Mortgage rates slowing Northwest Arkansas home sales, report says

NWA Democrat-Gazette/BEN GOFF @NWABENGOFF A sign advertises an open house Aug. 18 in a new residential development on Cisterna Drive in Centerton near Bentonville West High School.

Rising mortgage rates seemed to finally have slowed house sales in Northwest Arkansas, but house prices continue to rise, according to the most recent Skyline Report.

The number of house sales in Benton, Madison and Washington counties during the first half of 2023 stood at 4,422, down nearly 9% from 4,848 for the same period a year ago. Of those sales, 1,707 or nearly 39%, were new houses, in the January through June period.

The sale prices for houses were down across the three county area while inventory remained relatively flat.

In the multifamily market the vacancy rate remained effectively zero, while rents increased despite some new apartments coming on line during the period.

The average sale price for house in Benton County for the first half of the year was $422,564, up 4.6% when compared to $403,829 for the same period in 2022. In Washington County, the average sale price was $392,306, up 8.1% when compared to $362,924 for the first half of 2022. Madison County house prices saw the largest increase by percentage with the average sale price of $267,665 for the period, up 12.2% compared to $238,463 a year ago.

In an interview, Mervin Jebaraj, director of the Center for Business and Economic Research at the Sam M. Walton College of Business at the University of Arkansas, said the Northwest Arkansas housing market has eventually cooled because of higher mortgage rates -- now in the low 7% range.

"Now, it's finally here," Jebaraj said.

The Federal Reserve has raised its benchmark interest rate 11 times since early 2022 in an effort to keep up with inflation.
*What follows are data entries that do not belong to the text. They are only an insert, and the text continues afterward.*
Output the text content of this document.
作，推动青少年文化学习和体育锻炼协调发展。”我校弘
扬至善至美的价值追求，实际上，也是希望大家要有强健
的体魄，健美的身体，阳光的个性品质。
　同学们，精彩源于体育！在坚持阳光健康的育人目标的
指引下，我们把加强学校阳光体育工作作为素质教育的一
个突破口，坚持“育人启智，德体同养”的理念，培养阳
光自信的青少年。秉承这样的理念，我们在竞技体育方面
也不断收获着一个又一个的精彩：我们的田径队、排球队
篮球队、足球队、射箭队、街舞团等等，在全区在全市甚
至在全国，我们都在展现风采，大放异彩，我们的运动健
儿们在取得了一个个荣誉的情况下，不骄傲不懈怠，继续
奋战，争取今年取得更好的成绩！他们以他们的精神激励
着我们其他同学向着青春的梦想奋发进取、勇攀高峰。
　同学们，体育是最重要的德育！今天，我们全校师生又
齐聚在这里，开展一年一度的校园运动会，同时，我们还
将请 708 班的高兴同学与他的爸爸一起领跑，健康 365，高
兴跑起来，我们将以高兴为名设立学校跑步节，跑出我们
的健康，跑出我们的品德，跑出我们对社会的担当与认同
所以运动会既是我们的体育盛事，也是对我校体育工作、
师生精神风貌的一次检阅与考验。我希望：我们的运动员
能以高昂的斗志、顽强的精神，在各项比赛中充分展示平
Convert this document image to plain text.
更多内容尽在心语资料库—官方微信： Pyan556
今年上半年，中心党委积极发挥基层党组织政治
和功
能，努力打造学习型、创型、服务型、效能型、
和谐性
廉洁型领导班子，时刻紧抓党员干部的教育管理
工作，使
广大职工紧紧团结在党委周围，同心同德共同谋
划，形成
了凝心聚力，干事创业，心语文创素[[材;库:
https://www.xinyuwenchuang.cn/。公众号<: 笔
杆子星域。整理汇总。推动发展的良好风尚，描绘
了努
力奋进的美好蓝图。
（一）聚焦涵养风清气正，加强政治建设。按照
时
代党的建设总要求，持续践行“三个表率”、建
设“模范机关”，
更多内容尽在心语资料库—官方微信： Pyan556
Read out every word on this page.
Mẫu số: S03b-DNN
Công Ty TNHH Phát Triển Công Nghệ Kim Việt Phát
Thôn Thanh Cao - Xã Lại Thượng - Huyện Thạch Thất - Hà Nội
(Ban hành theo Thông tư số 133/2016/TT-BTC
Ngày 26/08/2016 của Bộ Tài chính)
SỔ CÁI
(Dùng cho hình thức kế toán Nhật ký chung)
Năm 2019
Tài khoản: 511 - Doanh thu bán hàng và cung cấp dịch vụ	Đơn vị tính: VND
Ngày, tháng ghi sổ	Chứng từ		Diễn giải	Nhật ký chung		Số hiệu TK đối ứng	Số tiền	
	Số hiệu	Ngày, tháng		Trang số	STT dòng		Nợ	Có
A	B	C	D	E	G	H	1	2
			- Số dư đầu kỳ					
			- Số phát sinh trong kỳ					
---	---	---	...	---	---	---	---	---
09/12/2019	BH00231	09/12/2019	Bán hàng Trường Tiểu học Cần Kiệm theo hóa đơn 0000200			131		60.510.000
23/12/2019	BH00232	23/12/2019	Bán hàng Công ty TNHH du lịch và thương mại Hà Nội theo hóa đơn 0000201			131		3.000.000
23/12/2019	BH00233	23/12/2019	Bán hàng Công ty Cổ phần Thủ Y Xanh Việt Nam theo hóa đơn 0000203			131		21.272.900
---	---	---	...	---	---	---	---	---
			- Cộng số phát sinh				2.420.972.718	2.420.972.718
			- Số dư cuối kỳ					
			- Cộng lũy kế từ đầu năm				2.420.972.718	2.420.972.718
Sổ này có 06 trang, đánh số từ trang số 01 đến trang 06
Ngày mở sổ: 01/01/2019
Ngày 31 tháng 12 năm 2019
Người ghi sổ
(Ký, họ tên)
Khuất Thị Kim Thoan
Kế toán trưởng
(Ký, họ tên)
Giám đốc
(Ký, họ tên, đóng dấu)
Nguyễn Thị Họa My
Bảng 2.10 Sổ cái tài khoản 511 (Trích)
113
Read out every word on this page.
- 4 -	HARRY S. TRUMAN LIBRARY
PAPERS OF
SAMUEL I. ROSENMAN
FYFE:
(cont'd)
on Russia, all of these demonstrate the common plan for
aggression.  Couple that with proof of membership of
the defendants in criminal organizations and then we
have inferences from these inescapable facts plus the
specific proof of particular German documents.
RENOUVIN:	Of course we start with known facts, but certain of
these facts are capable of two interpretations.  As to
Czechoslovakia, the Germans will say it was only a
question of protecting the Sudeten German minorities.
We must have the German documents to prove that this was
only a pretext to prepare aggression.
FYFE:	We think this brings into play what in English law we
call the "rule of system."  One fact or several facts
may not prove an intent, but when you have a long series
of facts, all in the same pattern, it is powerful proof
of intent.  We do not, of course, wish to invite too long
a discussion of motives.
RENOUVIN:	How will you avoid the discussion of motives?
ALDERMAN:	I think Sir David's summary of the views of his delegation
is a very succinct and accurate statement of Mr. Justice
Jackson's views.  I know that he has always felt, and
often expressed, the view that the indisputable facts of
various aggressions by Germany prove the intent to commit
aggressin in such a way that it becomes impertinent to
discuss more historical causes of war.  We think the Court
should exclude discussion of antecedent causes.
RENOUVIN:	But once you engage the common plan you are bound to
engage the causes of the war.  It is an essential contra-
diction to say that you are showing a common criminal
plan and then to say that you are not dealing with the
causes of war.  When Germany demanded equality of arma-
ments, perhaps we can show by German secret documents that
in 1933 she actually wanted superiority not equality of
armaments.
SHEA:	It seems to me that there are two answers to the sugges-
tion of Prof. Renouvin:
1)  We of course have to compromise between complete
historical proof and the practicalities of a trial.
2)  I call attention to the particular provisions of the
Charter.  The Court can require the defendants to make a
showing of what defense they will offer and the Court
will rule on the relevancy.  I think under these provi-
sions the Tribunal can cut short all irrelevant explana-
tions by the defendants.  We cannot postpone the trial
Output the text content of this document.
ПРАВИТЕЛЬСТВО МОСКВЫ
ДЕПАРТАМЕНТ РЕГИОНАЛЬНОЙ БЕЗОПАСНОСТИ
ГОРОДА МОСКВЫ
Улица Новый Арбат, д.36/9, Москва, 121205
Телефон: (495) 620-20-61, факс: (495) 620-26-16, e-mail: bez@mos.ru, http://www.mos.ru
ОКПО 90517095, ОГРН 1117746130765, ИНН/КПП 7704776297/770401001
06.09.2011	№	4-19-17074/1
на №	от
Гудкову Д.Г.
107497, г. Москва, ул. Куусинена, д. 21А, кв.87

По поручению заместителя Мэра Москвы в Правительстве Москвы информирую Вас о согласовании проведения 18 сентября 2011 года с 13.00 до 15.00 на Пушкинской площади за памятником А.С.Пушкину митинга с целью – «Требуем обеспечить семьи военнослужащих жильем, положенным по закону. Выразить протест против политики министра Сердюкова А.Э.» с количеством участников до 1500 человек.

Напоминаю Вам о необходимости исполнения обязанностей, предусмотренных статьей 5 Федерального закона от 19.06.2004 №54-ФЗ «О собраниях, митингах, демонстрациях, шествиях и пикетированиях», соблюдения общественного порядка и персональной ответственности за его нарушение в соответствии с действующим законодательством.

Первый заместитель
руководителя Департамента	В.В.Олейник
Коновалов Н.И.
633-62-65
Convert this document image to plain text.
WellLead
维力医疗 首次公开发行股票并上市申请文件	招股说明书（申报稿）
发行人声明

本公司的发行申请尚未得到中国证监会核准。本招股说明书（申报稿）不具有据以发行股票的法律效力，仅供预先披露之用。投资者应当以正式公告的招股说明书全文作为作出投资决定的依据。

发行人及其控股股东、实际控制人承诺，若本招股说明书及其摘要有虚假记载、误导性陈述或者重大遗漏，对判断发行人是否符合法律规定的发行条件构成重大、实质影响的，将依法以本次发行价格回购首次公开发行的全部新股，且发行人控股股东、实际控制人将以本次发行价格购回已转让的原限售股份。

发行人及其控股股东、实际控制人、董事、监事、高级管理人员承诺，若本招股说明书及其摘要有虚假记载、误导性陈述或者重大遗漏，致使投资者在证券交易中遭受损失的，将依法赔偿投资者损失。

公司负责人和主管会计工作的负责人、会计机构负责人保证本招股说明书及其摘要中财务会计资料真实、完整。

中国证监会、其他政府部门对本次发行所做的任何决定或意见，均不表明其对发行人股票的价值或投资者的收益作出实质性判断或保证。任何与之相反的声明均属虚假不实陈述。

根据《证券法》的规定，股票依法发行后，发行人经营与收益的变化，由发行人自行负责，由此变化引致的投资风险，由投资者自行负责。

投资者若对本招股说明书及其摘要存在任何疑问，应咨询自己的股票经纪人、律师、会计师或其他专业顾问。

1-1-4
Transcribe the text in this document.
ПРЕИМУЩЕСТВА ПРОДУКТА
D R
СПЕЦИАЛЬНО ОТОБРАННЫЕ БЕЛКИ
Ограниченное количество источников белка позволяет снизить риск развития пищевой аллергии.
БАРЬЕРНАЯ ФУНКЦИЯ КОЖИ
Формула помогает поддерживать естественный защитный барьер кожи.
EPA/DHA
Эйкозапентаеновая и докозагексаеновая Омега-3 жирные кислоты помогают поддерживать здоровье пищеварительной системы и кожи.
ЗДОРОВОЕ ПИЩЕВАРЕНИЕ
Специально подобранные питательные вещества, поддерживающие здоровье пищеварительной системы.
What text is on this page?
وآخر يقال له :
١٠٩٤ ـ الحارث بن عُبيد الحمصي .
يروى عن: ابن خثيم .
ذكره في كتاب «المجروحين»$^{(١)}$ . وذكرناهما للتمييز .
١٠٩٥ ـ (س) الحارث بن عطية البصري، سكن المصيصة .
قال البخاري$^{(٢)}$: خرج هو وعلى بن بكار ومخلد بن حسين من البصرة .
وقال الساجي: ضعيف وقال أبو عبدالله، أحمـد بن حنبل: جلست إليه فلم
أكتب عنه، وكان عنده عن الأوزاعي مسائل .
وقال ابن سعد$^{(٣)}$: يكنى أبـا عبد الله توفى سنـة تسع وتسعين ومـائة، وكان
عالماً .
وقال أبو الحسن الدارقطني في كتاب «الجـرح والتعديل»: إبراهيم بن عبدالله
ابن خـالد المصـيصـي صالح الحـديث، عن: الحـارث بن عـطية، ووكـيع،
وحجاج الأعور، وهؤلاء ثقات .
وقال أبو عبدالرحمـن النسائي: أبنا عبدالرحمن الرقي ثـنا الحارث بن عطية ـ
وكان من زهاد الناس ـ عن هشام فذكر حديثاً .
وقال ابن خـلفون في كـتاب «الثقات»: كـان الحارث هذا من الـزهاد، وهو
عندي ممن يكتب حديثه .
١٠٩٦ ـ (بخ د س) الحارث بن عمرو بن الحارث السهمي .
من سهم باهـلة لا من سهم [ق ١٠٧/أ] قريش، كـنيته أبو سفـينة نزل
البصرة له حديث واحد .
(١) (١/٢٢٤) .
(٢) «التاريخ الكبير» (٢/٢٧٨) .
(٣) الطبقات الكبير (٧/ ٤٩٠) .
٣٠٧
Mortgage rates declined last week to 7.12% for a 30-year loan but still remain more than twice as high as they were two years ago when they stood at 2.8%. According to reporting by the Associated Press, national sales of previously owned houses are down 22% for the first seven months of the year compared to the same period a year ago.

Jebaraj noted the higher rates have homeowners in Northwest Arkansas reluctant to move, even though their houses have gained in value, because most are unwilling to trade a low interest rate for a much higher one. Sales are still being made though, as people moving to the area are buying, while some of those newcomers are also opting to rent and hope for a return to lower mortgage rates.

Of the houses sold in the first half of the year, 39% or 1,707, were new construction, up from 27% for the same period a year ago. Jebaraj said that makes sense, as new houses are the ones that are primarily available in today's market as homeowners seem to be willing to wait on the sidelines for now.

There number of houses for sale based on the multiple listing service database for the period were 1,591, nearly unchanged the previous six months, but up 33% from the same period a year ago and a 168% increase from 584 in the second half of 2021.

Tara Limbird, principal broker and co-owner of Rogers-based Limbird Real Estate Group, said in an interview that homeowners are staying put and aren't willing to trade in their low mortgage rates unless they're forced to move for a job or a similar life-changing circumstance.

"Sellers would be buyers if the mortgage rate was right," she said.

Limbird said she suspects if mortgage rates move down in the 5% range again, perhaps in 2024, the market will see a lot of movement because of pent-up demand.

The three county area's multifamily vacancy rate for the first half of 2023 was up at 2.25%, when compared to 1.6% the previous quarter. The gain is credited to five new projects coming online in Bentonville, Rogers and Springdale, adding 812 units to the market along with seasonal changes in the Fayetteville market which include students moving out of the "by the bed" market.

Jebaraj said while there was a slight increase in the vacancy rate, it was effectively zero in the region.

Vacancy rates range from 1.2% in Fayetteville to 4.5% in Siloam Springs. All the cities surveyed saw their vacancy rates increase for the period except for Siloam Springs, which saw its rate decrease from 5% for the pervious six month period.

The average rent was up 2.8% to $952 for the first half of the year, and increase from $926.55 for the previous six months. Rates are up 10.6% from the same period last year.

A median two bedroom apartment for three county areas stood at 912 square feet and rented at a rate of 89 cents a square foot, the lowest rate for the period. The median "by the bed" apartment's rate for the period was $1.78 per square foot for 408 square feet, the highest rate, according to the report.

The Skyline Report examines the residential, commercial and multifamily real estate market in Benton, Washington and Madison counties. Researchers at the University of Arkansas' Center for Business and Economic Research compile data for the report. Arvest Bank first sponsored the Skyline Report in 2005.